Label: Pelagic Records
Stil: Doom / Post / Sludge
Wie düster und fies darf ein Album eigentlich klingen? Diese Frage stellt sich mir im Sludge Metal sonst nur bei THE BODY und ihren perfiden Klangmauern. Daher war unumstritten, wer die erste Reihe dieser Richtung für mich besetzte. Jedoch möchten sich BRIQUEVILLE als die etwas anderen Nachrücker für diese Plätze bewerben. Seit ihrem ersten Streich hat es schlappe sechs Wartesemester gedauert, bis die Post-Metaller ihre Wucht erneut auf uns entladen. Und verdammt hat sich das ausgezahlt! Die maskierte Gruppe lässt jede Note mit herrlichem Genuss ausklingen.

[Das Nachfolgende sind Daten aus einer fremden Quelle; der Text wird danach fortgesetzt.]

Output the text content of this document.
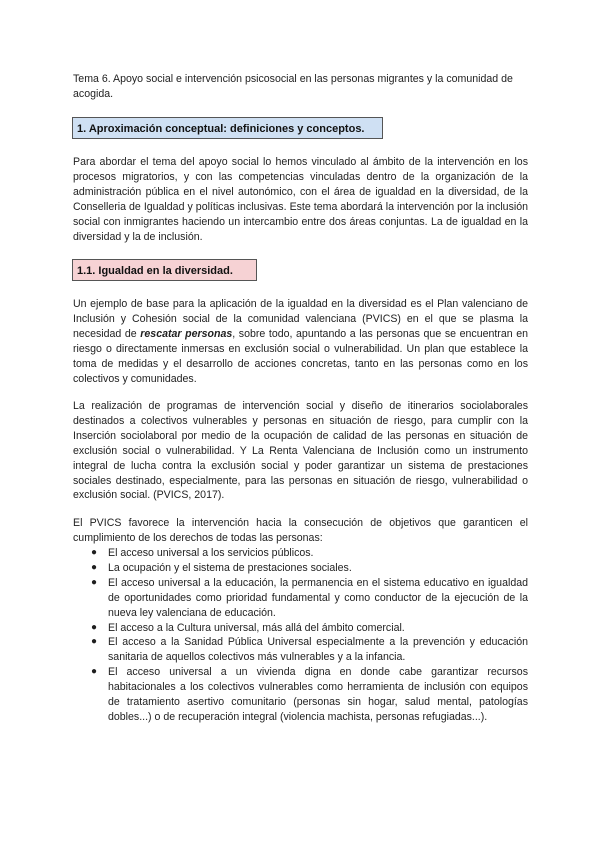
Tema 6. Apoyo social e intervención psicosocial en las personas migrantes y la comunidad de acogida.

1. Aproximación conceptual: definiciones y conceptos.

Para abordar el tema del apoyo social lo hemos vinculado al ámbito de la intervención en los procesos migratorios, y con las competencias vinculadas dentro de la organización de la administración pública en el nivel autonómico, con el área de igualdad en la diversidad, de la Conselleria de Igualdad y políticas inclusivas. Este tema abordará la intervención por la inclusión social con inmigrantes haciendo un intercambio entre dos áreas conjuntas. La de igualdad en la diversidad y la de inclusión.

1.1. Igualdad en la diversidad.

Un ejemplo de base para la aplicación de la igualdad en la diversidad es el Plan valenciano de Inclusión y Cohesión social de la comunidad valenciana (PVICS) en el que se plasma la necesidad de rescatar personas, sobre todo, apuntando a las personas que se encuentran en riesgo o directamente inmersas en exclusión social o vulnerabilidad. Un plan que establece la toma de medidas y el desarrollo de acciones concretas, tanto en las personas como en los colectivos y comunidades.

La realización de programas de intervención social y diseño de itinerarios sociolaborales destinados a colectivos vulnerables y personas en situación de riesgo, para cumplir con la Inserción sociolaboral por medio de la ocupación de calidad de las personas en situación de exclusión social o vulnerabilidad. Y La Renta Valenciana de Inclusión como un instrumento integral de lucha contra la exclusión social y poder garantizar un sistema de prestaciones sociales destinado, especialmente, para las personas en situación de riesgo, vulnerabilidad o exclusión social. (PVICS, 2017).

El PVICS favorece la intervención hacia la consecución de objetivos que garanticen el cumplimiento de los derechos de todas las personas:

● El acceso universal a los servicios públicos.
● La ocupación y el sistema de prestaciones sociales.
● El acceso universal a la educación, la permanencia en el sistema educativo en igualdad de oportunidades como prioridad fundamental y como conductor de la ejecución de la nueva ley valenciana de educación.
● El acceso a la Cultura universal, más allá del ámbito comercial.
● El acceso a la Sanidad Pública Universal especialmente a la prevención y educación sanitaria de aquellos colectivos más vulnerables y a la infancia.
● El acceso universal a un vivienda digna en donde cabe garantizar recursos habitacionales a los colectivos vulnerables como herramienta de inclusión con equipos de tratamiento asertivo comunitario (personas sin hogar, salud mental, patologías dobles...) o de recuperación integral (violencia machista, personas refugiadas...).
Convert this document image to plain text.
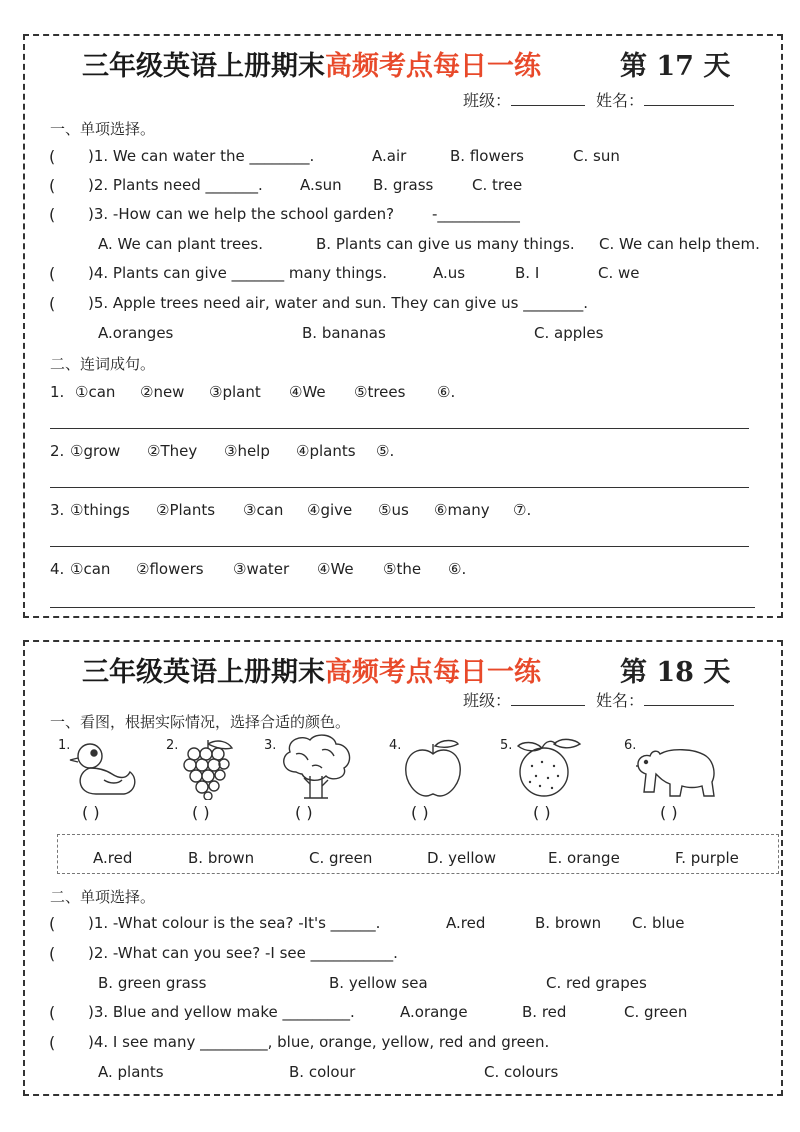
三年级英语上册期末高频考点每日一练	第 17 天
班级：	姓名：
一、单项选择。
( )1. We can water the ________.	A.air	B. flowers	C. sun
( )2. Plants need _______. A.sun B. grass	C. tree
( )3. -How can we help the school garden?	-___________
A. We can plant trees.	B. Plants can give us many things. C. We can help them.
( )4. Plants can give _______ many things.	A.us	B. I	C. we
( )5. Apple trees need air, water and sun. They can give us ________.
A.oranges	B. bananas	C. apples
二、连词成句。
1. ①can ②new ③plant ④We ⑤trees ⑥.
2. ①grow ②They ③help ④plants ⑤.
3. ①things ②Plants ③can ④give ⑤us ⑥many ⑦.
4. ①can ②flowers ③water ④We ⑤the ⑥.
三年级英语上册期末高频考点每日一练	第 18 天
班级：	姓名：
一、看图，根据实际情况，选择合适的颜色。
1.	2.	3.	4.	5.	6.
( )	( )	( )	( )	( )	( )
A.red	B. brown	C. green	D. yellow	E. orange	F. purple
二、单项选择。
( )1. -What colour is the sea? -It's ______.	A.red	B. brown C. blue
( )2. -What can you see? -I see ___________.
B. green grass	B. yellow sea	C. red grapes
( )3. Blue and yellow make _________.	A.orange	B. red	C. green
( )4. I see many _________, blue, orange, yellow, red and green.
A. plants	B. colour	C. colours
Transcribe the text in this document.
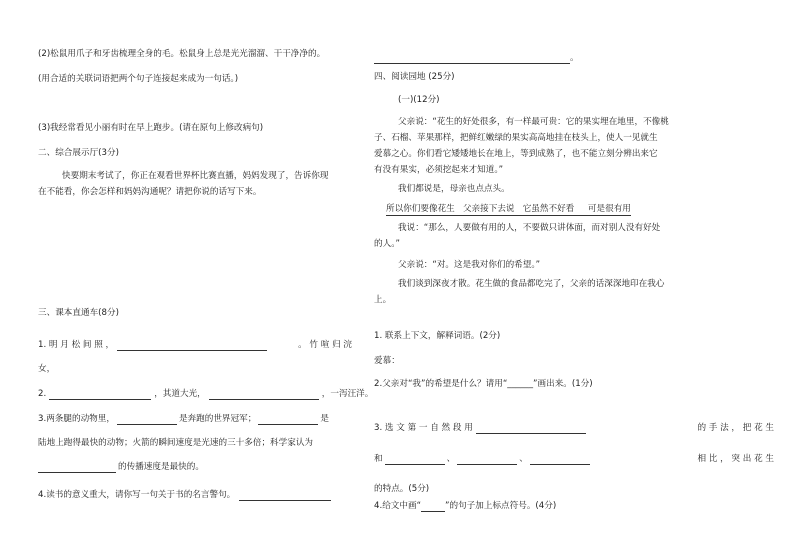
(2)松鼠用爪子和牙齿梳理全身的毛。松鼠身上总是光光溜溜、干干净净的。
(用合适的关联词语把两个句子连接起来成为一句话。)
(3)我经常看见小丽有时在早上跑步。(请在原句上修改病句)
二、综合展示厅(3分)
快要期末考试了，你正在观看世界杯比赛直播，妈妈发现了，告诉你现
在不能看，你会怎样和妈妈沟通呢？请把你说的话写下来。
三、课本直通车(8分)
1. 明 月 松 间 照 ，	。 竹 喧 归 浣
女，
2.	，其道大光，	，一泻汪洋。
3.两条腿的动物里，	是奔跑的世界冠军；	是
陆地上跑得最快的动物；火箭的瞬间速度是光速的三十多倍；科学家认为
的传播速度是最快的。
4.读书的意义重大，请你写一句关于书的名言警句。
。
四、阅读园地 (25分)
(一)(12分)
父亲说：“花生的好处很多，有一样最可贵：它的果实埋在地里，不像桃
子、石榴、苹果那样，把鲜红嫩绿的果实高高地挂在枝头上，使人一见就生
爱慕之心。你们看它矮矮地长在地上，等到成熟了，也不能立刻分辨出来它
有没有果实，必须挖起来才知道。”
我们都说是，母亲也点点头。
所以你们要像花生   父亲接下去说   它虽然不好看     可是很有用
我说：“那么，人要做有用的人，不要做只讲体面，而对别人没有好处
的人。”
父亲说：“对。这是我对你们的希望。”
我们谈到深夜才散。花生做的食品都吃完了，父亲的话深深地印在我心
上。
1. 联系上下文，解释词语。(2分)
爱慕：
2.父亲对“我”的希望是什么？请用“______”画出来。(1分)
3. 选 文 第 一 自 然 段 用	的 手 法 ， 把 花 生
和	、	、	相 比 ， 突 出 花 生
的特点。(5分)
4.给文中画“	”的句子加上标点符号。(4分)
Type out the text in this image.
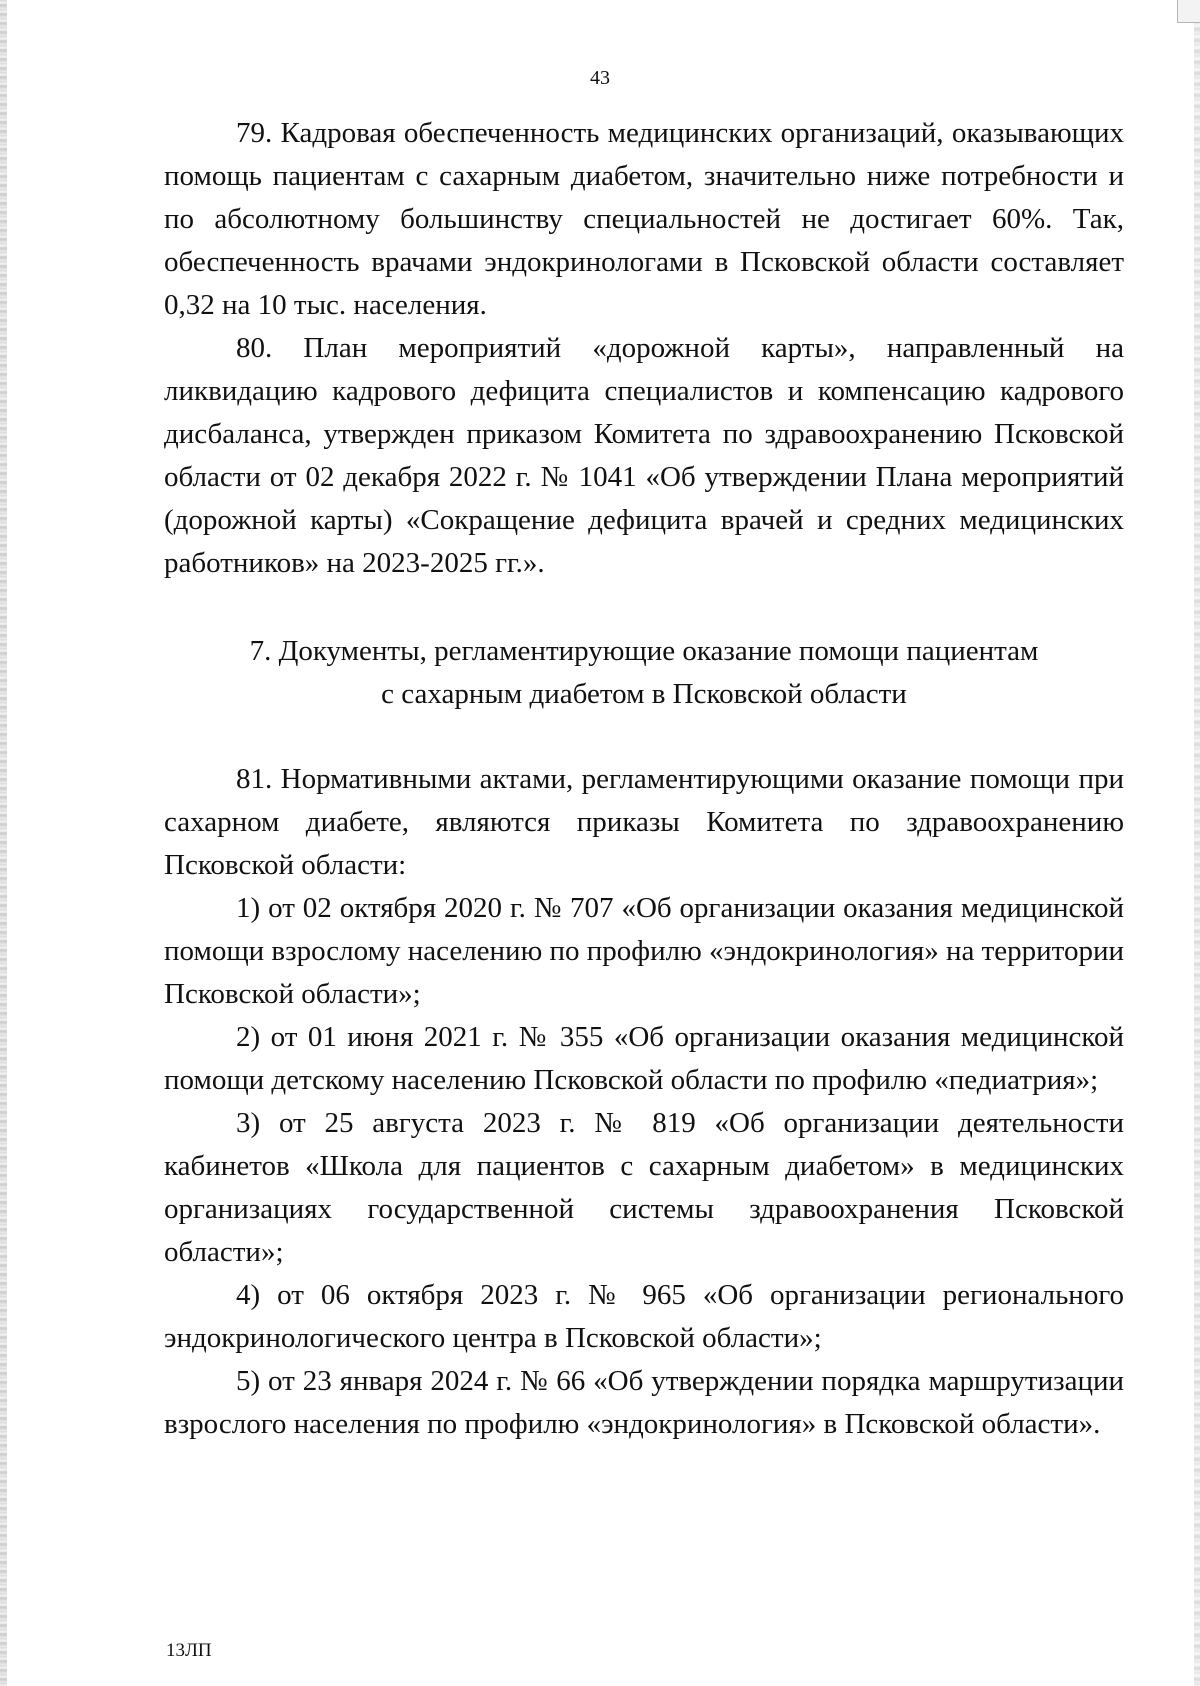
43

79. Кадровая обеспеченность медицинских организаций, оказывающих помощь пациентам с сахарным диабетом, значительно ниже потребности и по абсолютному большинству специальностей не достигает 60%. Так, обеспеченность врачами эндокринологами в Псковской области составляет 0,32 на 10 тыс. населения.

80. План мероприятий «дорожной карты», направленный на ликвидацию кадрового дефицита специалистов и компенсацию кадрового дисбаланса, утвержден приказом Комитета по здравоохранению Псковской области от 02 декабря 2022 г. № 1041 «Об утверждении Плана мероприятий (дорожной карты) «Сокращение дефицита врачей и средних медицинских работников» на 2023-2025 гг.».

7. Документы, регламентирующие оказание помощи пациентам
с сахарным диабетом в Псковской области

81. Нормативными актами, регламентирующими оказание помощи при сахарном диабете, являются приказы Комитета по здравоохранению Псковской области:

1) от 02 октября 2020 г. № 707 «Об организации оказания медицинской помощи взрослому населению по профилю «эндокринология» на территории Псковской области»;

2) от 01 июня 2021 г. № 355 «Об организации оказания медицинской помощи детскому населению Псковской области по профилю «педиатрия»;

3) от 25 августа 2023 г. № 819 «Об организации деятельности кабинетов «Школа для пациентов с сахарным диабетом» в медицинских организациях государственной системы здравоохранения Псковской области»;

4) от 06 октября 2023 г. № 965 «Об организации регионального эндокринологического центра в Псковской области»;

5) от 23 января 2024 г. № 66 «Об утверждении порядка маршрутизации взрослого населения по профилю «эндокринология» в Псковской области».

13ЛП
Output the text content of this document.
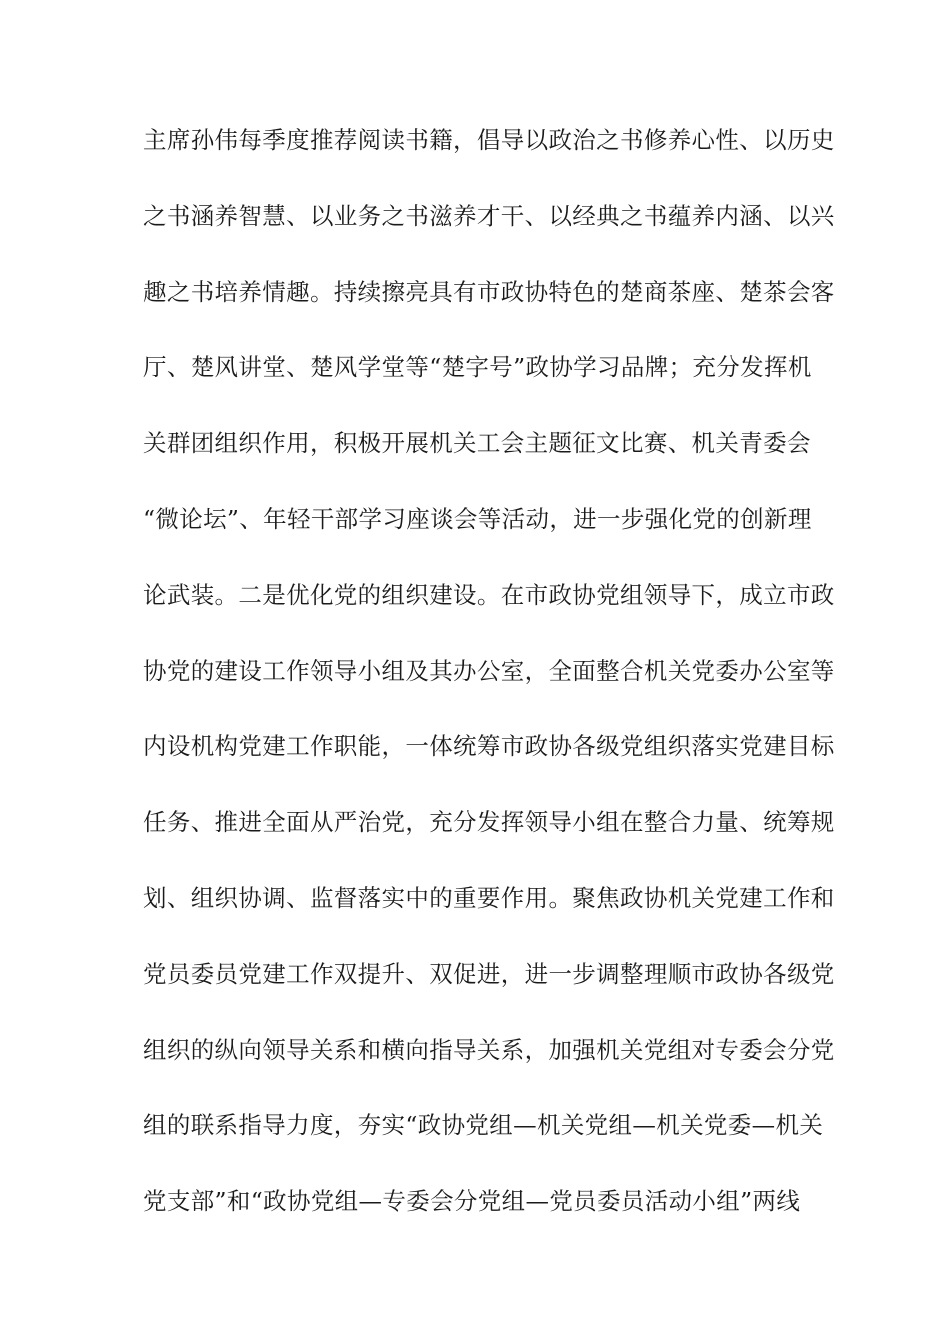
主席孙伟每季度推荐阅读书籍，倡导以政治之书修养心性、以历史
之书涵养智慧、以业务之书滋养才干、以经典之书蕴养内涵、以兴
趣之书培养情趣。持续擦亮具有市政协特色的楚商茶座、楚茶会客
厅、楚风讲堂、楚风学堂等“楚字号”政协学习品牌；充分发挥机
关群团组织作用，积极开展机关工会主题征文比赛、机关青委会
“微论坛”、年轻干部学习座谈会等活动，进一步强化党的创新理
论武装。二是优化党的组织建设。在市政协党组领导下，成立市政
协党的建设工作领导小组及其办公室，全面整合机关党委办公室等
内设机构党建工作职能，一体统筹市政协各级党组织落实党建目标
任务、推进全面从严治党，充分发挥领导小组在整合力量、统筹规
划、组织协调、监督落实中的重要作用。聚焦政协机关党建工作和
党员委员党建工作双提升、双促进，进一步调整理顺市政协各级党
组织的纵向领导关系和横向指导关系，加强机关党组对专委会分党
组的联系指导力度，夯实“政协党组—机关党组—机关党委—机关
党支部”和“政协党组—专委会分党组—党员委员活动小组”两线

Dabei führt der neue Opus die Namensgebung der Titel weiter. Mit ausgelassener Kontinuität werden aber nicht nur die Songs betitelt. Hinter jeder „Akte“ stecken immer noch komplett maskierte Nazgul. Selbst bei den Proben landet das Gewand nicht in der Ecke, die Vermummung drückt für sie Gleichberechtigung innerhalb der Band aus. Außerdem beugt es einem Personenkult vor, was bei ähnlichen Gruppierungen mehr oder weniger auch funktioniert. Um zur Musik zurück zukommen: bezeichnend ist der Opener „Akte V“ allemal. Dessen Hauptriff dröhnt richtig schön, wird mit Effekten untermalt und mündet in absolutes Chaos. Der folgende Aufbau erinnert von seiner Struktur her fast schon an die ewig gleichen DEVIN TOWNSEND-Chugs, bis ein Doom-Rock-Crescendo der Extra-Klasse einsetzt.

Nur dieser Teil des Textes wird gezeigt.